Arztrezepte werden in jeder Apotheke eingelöst. Eine Krankenhaus-behandlung kann auf ärztliche Verordnung oder im Notfall unmittelbar in Anspruch genommen werden.

Zuzahlungen sind wie folgt zu leisten: Für den Arzt fünf bis 20 Prozent der Behandlungskosten; für Medikamente bis zu 25 Prozent der Mittel, die auf der "Positivliste" stehen, bis zu 100 Prozent für andere Arzneien. Im Krankenhaus werden bis zu 15 Prozent fällig.

Tschechien

Erste Anlaufstelle sollte eine der Krankenversicherungsanstalten sein. Dort werden Adressen von Ärzten genannt und ein tschechischer Krankenschein ausgestellt. Im Notfall können Patienten unmittelbar zum Vertragsarzt gehen.

Arztrezepte können in jeder Apotheke eingelöst werden. Die Einlieferung ins Krankenhaus erfolgt auf ärztliche Verordnung, notfalls per E 111.

Zuzahlungen sind nur für Medikamente zu leisten. Hierfür gelten Festbeträge. Wird ein Mittel ausgegeben, dessen Preis den Festbetrag übersteigt, so sind die Mehrkosten vom Patienten zu tragen.

Ungarn

Zur Behandlung kann der Patient direkt ein Krankenhaus beziehungsweise eine Poliklinik aufsuchen oder einen Vertragsarzt. Anschriften können bei der nächstgelegenen Regionalstelle des Krankenversicherungsfonds erfragt werden.

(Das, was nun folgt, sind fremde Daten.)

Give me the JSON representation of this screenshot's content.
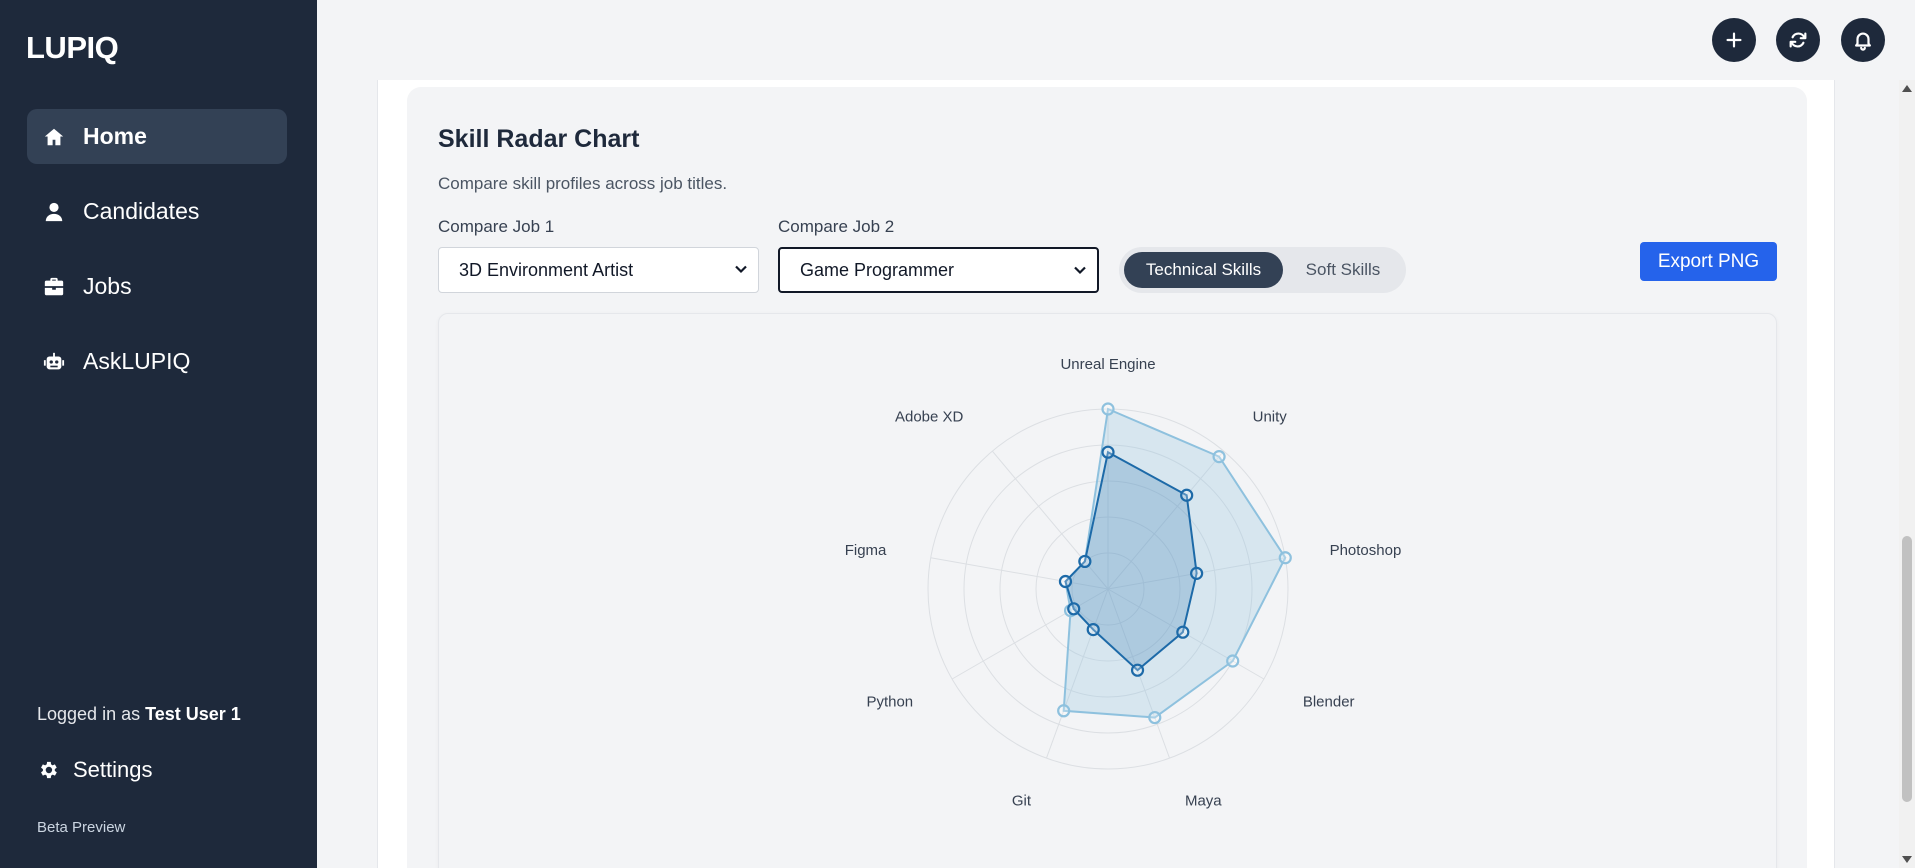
{
  "app": {
    "logo": "LUPIQ"
  },
  "sidebar": {
    "items": [
      {
        "label": "Home",
        "icon": "home-icon",
        "active": true
      },
      {
        "label": "Candidates",
        "icon": "user-icon"
      },
      {
        "label": "Jobs",
        "icon": "briefcase-icon"
      },
      {
        "label": "AskLUPIQ",
        "icon": "robot-icon"
      }
    ],
    "logged_prefix": "Logged in as",
    "user_name": "Test User 1",
    "settings_label": "Settings",
    "beta_label": "Beta Preview"
  },
  "topbar": {
    "buttons": [
      "plus-icon",
      "refresh-icon",
      "bell-icon"
    ]
  },
  "card": {
    "title": "Skill Radar Chart",
    "subtitle": "Compare skill profiles across job titles.",
    "job1_label": "Compare Job 1",
    "job1_value": "3D Environment Artist",
    "job2_label": "Compare Job 2",
    "job2_value": "Game Programmer",
    "toggle_technical": "Technical Skills",
    "toggle_soft": "Soft Skills",
    "export_label": "Export PNG"
  },
  "colors": {
    "sidebar_bg": "#1e293b",
    "accent": "#2563eb",
    "series1": "#8ec1de",
    "series2": "#1d6aa8"
  },
  "chart_data": {
    "type": "radar",
    "axes": [
      "Unreal Engine",
      "Unity",
      "Photoshop",
      "Blender",
      "Maya",
      "Git",
      "Python",
      "Figma",
      "Adobe XD"
    ],
    "max": 5,
    "rings": 5,
    "series": [
      {
        "values": [
          5,
          4.8,
          5,
          4,
          3.8,
          3.6,
          1.2,
          1.2,
          1.0
        ]
      },
      {
        "values": [
          3.8,
          3.4,
          2.5,
          2.4,
          2.4,
          1.2,
          1.1,
          1.2,
          1.0
        ]
      }
    ]
  }
}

Arztrezepte werden in den Vertragsapotheken eingelöst. Die Krankenhausbehandlung kann auf Überweisung eines Arztes in Anspruch genommen werden, in Notfällen unmittelbar auf E 111-Schein. Wer ohne diese Scheine stationär behandelt wird, dem blüht eine Rechnung, die vom Krankenhaus frei festgesetzt werden kann. Zuzahlungen werden nur für Medikamente fällig — bis zu 100 Prozent der Kosten.

Zypern (griechischer Teil)

Wer zum Arzt muss, geht direkt zu einer staatlichen medizinischen Einrichtung. Für den Zahnarzt gilt dasselbe.

Arztrezepte werden in jeder staatlichen Apotheke eingelöst. Die Aufnahme ins Krankenhaus erfolgt mit der Überweisung eines Arztes, notfalls unmittelbar mit dem E 111-Schein.

Zuzahlungen werden nur für ärztliche und zahnärztliche Behandlung fällig - mit einem Zypern-Pfund (Ein CYP ist circa 0,60 Euro) je Konsultation.